Jane McGonigal is a "happiness hacker." Or at least that's how I'd summarize what she said. She does this by designing alternate reality games. Alternate realities do away with limitation in an effort to explore possible alternatives to current situations. (Slide to be here by Friday.)
Jane gives a "forecast from the future" of things she thinks will be important for technology and tech companies. Here are the things she mentions
- Quality of life is the primary metric for evaluating everyday technology
- Positive psychology is a principle influence for design
- The public expects tech companies to have a clear vision of a life worth living.
- To succeed, a brand or product must increase real happiness, the new capital.
She recommend some books:
- Stumbling on Happiness
- Science of happiness
- Authentic Happiness
She discusses realms of happiness:
- Pleasure - satisfying experiences
- Engagement - immersive responsive systems
- Meaning - a power role or actor
Various traditional games (which she discusses) play in different ways in these realms. But games are a weak signal of desire. It's all accidental at present.

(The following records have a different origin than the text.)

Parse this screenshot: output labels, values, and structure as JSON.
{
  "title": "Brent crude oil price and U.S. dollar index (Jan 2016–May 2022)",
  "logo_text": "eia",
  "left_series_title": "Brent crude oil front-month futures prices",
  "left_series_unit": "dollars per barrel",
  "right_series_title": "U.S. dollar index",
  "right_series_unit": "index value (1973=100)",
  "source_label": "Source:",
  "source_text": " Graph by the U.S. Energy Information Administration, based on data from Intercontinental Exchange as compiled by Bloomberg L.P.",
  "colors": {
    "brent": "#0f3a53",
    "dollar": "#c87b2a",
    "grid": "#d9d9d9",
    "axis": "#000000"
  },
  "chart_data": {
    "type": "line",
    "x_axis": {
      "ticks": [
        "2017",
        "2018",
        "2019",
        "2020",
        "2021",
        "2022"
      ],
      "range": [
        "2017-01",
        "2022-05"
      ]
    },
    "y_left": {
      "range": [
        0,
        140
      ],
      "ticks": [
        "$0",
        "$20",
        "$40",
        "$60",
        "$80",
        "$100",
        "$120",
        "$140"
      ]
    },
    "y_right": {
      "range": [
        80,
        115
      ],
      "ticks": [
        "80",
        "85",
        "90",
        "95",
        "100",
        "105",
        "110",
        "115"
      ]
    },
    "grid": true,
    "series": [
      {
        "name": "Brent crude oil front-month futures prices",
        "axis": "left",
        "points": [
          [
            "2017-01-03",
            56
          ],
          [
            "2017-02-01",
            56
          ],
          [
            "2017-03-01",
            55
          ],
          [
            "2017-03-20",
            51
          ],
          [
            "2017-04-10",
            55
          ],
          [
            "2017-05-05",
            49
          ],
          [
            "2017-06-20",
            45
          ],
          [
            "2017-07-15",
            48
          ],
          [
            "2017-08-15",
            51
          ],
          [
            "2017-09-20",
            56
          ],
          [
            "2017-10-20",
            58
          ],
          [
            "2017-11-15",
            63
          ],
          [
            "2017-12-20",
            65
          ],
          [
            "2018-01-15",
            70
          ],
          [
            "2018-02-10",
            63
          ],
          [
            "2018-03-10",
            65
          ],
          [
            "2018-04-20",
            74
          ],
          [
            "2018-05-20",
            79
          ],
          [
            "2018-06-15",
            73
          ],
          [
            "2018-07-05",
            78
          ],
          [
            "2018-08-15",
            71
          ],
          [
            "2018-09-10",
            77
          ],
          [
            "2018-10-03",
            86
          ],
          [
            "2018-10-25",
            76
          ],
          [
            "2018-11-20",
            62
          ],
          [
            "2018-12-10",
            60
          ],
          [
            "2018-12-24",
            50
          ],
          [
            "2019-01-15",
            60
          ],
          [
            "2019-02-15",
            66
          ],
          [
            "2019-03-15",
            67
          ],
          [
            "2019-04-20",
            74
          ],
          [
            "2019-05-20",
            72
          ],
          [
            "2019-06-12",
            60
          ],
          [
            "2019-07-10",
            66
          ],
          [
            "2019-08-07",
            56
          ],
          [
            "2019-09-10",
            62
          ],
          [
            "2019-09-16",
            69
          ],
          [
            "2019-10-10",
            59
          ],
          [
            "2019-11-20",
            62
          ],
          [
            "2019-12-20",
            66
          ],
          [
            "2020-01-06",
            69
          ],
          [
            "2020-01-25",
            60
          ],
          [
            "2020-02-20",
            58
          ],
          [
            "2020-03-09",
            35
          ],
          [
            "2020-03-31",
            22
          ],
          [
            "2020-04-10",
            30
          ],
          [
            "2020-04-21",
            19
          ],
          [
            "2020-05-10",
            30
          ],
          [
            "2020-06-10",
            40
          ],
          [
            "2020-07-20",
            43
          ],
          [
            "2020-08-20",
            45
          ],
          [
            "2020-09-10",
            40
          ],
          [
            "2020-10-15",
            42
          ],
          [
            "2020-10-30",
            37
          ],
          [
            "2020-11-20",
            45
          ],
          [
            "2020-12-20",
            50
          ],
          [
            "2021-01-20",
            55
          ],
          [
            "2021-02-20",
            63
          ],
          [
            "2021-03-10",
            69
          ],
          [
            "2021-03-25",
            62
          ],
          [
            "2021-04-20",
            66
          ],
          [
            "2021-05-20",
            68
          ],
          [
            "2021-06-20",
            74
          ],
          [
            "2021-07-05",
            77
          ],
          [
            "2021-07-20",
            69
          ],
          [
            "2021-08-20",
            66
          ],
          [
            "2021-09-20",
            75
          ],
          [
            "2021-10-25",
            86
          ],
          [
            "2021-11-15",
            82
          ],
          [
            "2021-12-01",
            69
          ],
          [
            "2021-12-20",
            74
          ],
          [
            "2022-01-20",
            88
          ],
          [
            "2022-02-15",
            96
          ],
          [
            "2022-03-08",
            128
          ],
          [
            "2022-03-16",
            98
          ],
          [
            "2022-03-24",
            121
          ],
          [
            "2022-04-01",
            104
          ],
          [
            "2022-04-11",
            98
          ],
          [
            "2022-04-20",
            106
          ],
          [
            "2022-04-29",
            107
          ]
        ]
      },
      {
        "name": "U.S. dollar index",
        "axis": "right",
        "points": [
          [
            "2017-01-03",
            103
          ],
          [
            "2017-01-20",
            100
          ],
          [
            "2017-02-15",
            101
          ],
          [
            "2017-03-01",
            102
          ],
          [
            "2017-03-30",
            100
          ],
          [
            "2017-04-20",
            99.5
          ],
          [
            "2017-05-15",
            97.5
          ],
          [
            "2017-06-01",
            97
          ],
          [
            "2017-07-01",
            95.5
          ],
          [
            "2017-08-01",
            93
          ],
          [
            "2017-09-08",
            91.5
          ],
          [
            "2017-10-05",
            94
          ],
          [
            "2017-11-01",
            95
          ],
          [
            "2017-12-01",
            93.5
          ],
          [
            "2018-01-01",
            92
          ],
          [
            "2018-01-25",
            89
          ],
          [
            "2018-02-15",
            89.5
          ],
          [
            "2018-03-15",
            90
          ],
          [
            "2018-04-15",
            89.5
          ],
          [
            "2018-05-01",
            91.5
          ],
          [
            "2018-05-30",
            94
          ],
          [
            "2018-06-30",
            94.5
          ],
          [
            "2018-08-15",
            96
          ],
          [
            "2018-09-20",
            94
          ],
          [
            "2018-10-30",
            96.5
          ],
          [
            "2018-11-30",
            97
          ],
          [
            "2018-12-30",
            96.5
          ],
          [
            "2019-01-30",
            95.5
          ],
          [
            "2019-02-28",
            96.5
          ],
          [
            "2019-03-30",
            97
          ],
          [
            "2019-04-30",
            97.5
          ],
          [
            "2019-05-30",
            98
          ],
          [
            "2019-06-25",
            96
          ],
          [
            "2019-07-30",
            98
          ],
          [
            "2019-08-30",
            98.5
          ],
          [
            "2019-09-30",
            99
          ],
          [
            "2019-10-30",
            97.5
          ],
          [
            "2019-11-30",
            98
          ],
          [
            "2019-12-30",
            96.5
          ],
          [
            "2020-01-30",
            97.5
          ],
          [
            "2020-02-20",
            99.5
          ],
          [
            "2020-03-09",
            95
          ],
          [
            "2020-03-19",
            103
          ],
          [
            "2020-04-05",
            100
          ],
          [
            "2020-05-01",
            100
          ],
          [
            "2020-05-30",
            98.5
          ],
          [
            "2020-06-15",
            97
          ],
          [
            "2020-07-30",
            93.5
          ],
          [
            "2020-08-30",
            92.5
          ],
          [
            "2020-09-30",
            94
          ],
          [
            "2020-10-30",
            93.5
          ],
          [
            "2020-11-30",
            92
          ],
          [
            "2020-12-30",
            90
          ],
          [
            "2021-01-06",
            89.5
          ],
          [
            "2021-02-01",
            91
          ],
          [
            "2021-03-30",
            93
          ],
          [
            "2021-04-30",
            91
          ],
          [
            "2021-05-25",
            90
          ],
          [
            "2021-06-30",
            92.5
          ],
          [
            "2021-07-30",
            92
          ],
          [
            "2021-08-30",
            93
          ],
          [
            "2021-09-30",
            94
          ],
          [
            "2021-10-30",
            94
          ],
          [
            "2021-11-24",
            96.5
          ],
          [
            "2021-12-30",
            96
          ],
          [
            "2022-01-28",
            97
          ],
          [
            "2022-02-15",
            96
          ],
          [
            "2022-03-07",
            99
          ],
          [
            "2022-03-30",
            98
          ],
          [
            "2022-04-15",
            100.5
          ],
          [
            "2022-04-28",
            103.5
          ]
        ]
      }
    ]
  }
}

Can a game make improved quality of life a real priority.
She describes some games she's created: reshelving 1984 from fiction to non-fiction in all fifty states, assassinating people with acts of kindness, and tombstone poker.
These games are all supergames. They are large scale in geography and number of people. They're superimposed on reality. They are superheroic--players always play themselves. They are supercomputing, engaging the collective thought of thousands of people. These are all important for putting the game in all three realms of happiness that Jane mentioned before.